Enterprise software stocks took a beating Tuesday, with Adobe closing down 7.31%, Salesforce falling 6.85%, and Thomson Reuters dropping 15.83%. The trigger: Anthropic's release of AI tools designed to handle legal workflows, raising questions about how much traditional software will survive the AI transition.
The selloff extended beyond public markets. Private equity firms like Blue Owl and Ares, which hold significant software portfolios, saw their shares decline as investors recalculated the value of legacy enterprise platforms. LegalZoom and Expedia also fell sharply.
Nvidia's Jensen Huang pushed back, dismissing fears that AI will replace software tools entirely. He's probably right - the question isn't whether software disappears, but which layers get commoditized and which retain pricing power. Legal research tools are obvious targets. Mission-critical ERP systems with decades of customization are harder to displace.
Worth noting: this is the market sentencing companies before trial. Anthropic's legal tools are new. Implementation timelines in enterprise are measured in years, not quarters. Procurement cycles, integration challenges, and risk-averse legal departments all slow adoption.
But the direction is clear. Software vendors that charge per-seat for tasks AI can automate face margin compression. Companies building AI-native workflows have an opening. CIOs watching this should ask: which of our vendor contracts are vulnerable, and which capabilities do we need to own?

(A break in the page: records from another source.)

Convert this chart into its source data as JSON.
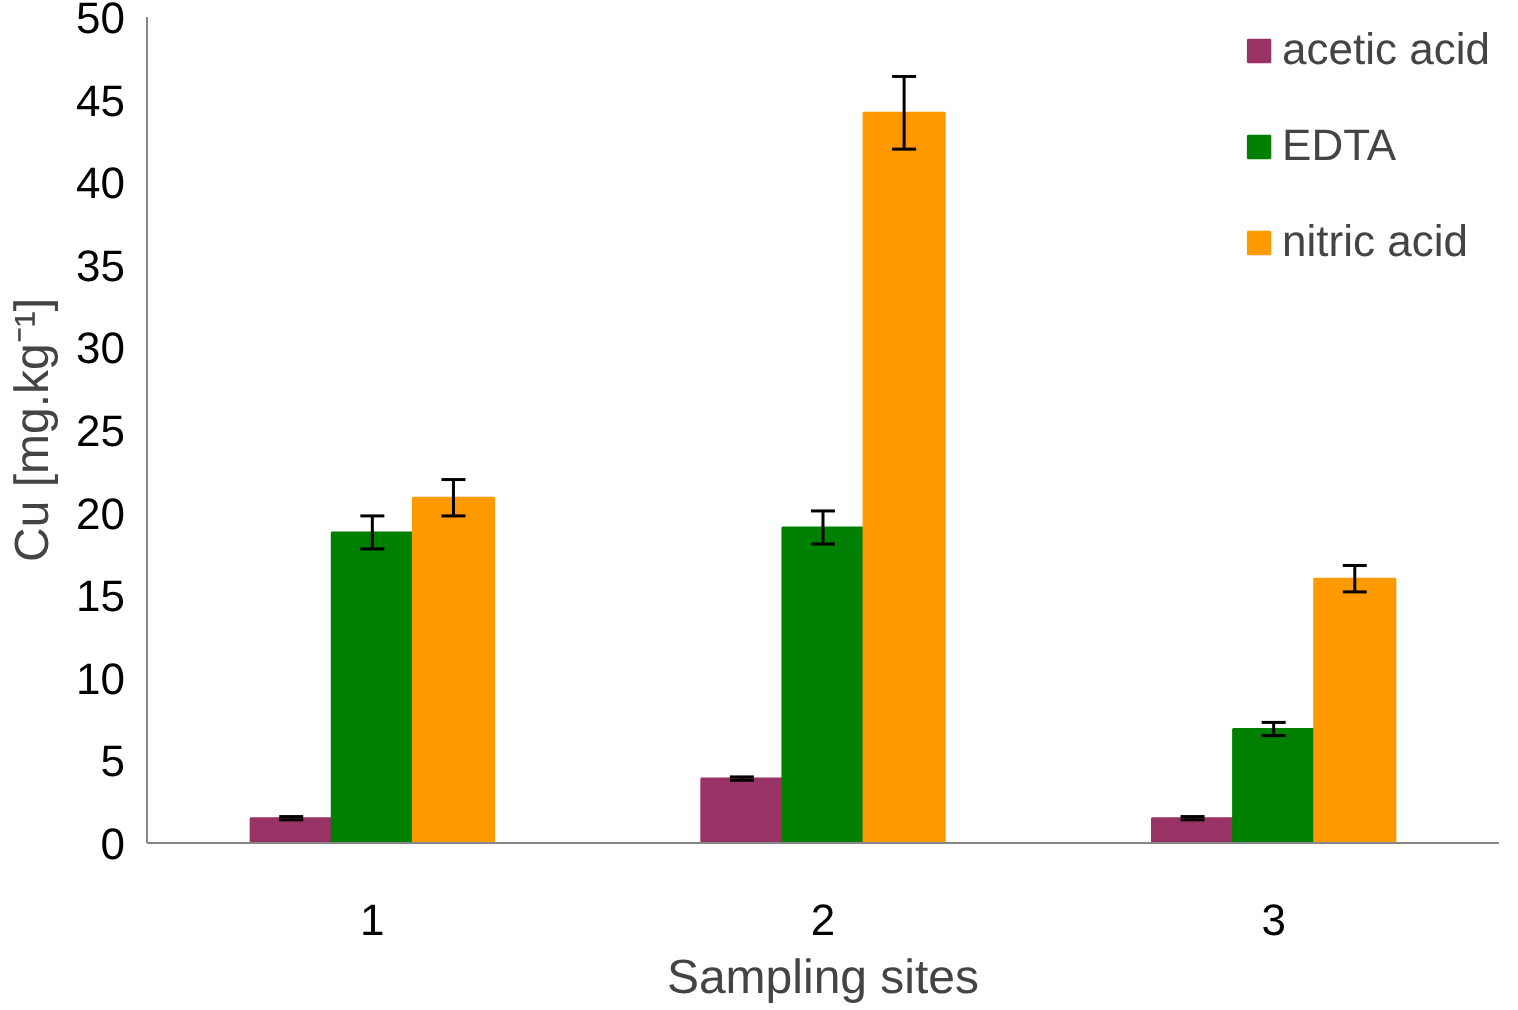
{
  "chart_data": {
    "type": "bar",
    "xlabel": "Sampling sites",
    "ylabel": "Cu [mg.kg⁻¹]",
    "categories": [
      "1",
      "2",
      "3"
    ],
    "series": [
      {
        "name": "acetic acid",
        "color": "#993366",
        "values": [
          1.5,
          3.9,
          1.5
        ],
        "errors": [
          0.1,
          0.1,
          0.1
        ]
      },
      {
        "name": "EDTA",
        "color": "#008000",
        "values": [
          18.8,
          19.1,
          6.9
        ],
        "errors": [
          1.0,
          1.0,
          0.4
        ]
      },
      {
        "name": "nitric acid",
        "color": "#ff9900",
        "values": [
          20.9,
          44.2,
          16.0
        ],
        "errors": [
          1.1,
          2.2,
          0.8
        ]
      }
    ],
    "ylim": [
      0,
      50
    ],
    "yticks": [
      0,
      5,
      10,
      15,
      20,
      25,
      30,
      35,
      40,
      45,
      50
    ],
    "grid": false,
    "legend": "top right"
  }
}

The parallel to SaaS disrupting on-premise software is obvious. That transition took a decade, and incumbents with strong distribution (Microsoft, Oracle) adapted. This time the pace might be faster - AI inference costs are dropping monthly, and the technology gap between leaders and laggards is widening.
For APAC enterprises still early in cloud migrations, this creates a question: do you finish lifting-and-shifting legacy systems, or leap directly to AI-native architectures? The answer depends on your risk tolerance and how much technical debt you can afford to carry.